From Figure 3, we again observe how MANOVA suffers from power loss at ‘complete association’ when the within trait correlation is high. This power loss increases with increase in total number of correlated traits. At ‘complete association’ (where MANOVA loses power), the power difference between MANOVA and other methods (such as SSU) increases with increase in number of correlated traits and decrease in correlation ρ. At a given ‘partial association’, MANOVA is seen to dominate over other methods. Here, the difference in powers of MANOVA and any other method increases with increase in number of traits as well as the correlation.
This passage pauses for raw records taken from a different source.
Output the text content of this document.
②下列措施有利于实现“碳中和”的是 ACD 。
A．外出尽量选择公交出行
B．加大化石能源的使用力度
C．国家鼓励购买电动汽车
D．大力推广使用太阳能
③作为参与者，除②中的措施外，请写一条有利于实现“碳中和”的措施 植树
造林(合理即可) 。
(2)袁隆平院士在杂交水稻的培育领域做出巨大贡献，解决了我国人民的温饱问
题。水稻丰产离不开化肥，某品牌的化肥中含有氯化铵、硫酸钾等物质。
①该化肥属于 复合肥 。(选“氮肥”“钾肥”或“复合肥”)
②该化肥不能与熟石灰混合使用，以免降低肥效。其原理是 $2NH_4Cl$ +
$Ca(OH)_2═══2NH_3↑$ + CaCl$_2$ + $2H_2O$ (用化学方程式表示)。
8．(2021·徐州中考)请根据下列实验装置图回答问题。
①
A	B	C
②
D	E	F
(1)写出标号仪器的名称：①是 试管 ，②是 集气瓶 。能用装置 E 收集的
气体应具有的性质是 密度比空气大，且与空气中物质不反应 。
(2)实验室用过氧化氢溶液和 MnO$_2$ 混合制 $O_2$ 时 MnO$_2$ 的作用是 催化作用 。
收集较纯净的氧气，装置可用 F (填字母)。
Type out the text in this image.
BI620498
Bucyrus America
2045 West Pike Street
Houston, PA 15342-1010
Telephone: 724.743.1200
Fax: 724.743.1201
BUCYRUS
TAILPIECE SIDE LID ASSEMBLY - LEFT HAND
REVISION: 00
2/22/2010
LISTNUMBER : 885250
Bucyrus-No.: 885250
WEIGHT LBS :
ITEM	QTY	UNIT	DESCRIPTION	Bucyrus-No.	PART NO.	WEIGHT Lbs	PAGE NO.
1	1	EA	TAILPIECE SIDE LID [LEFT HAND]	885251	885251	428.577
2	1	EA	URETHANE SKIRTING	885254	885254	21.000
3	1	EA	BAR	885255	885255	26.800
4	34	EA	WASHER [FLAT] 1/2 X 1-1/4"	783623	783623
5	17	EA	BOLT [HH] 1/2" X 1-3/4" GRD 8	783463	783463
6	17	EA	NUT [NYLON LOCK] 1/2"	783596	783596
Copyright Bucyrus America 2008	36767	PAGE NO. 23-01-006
MANOVA’s performance in this experiment is consistent with the asymptotic result in Theorem 1.

Figure 3.

Empirical power curves of the different existing association tests for K = 5, 10, 20 traits and different within trait correlation values ρ = 0.2, …, 0.6 based on N = 500 datasets with n = 400 unrelated subjects. Same effect size of 0.395 (proportion of variance explained is 0.5%) is used for all the associated traits. The power is plotted along y-axis while the fraction of traits associated with the genetic variant is plotted along x-axis.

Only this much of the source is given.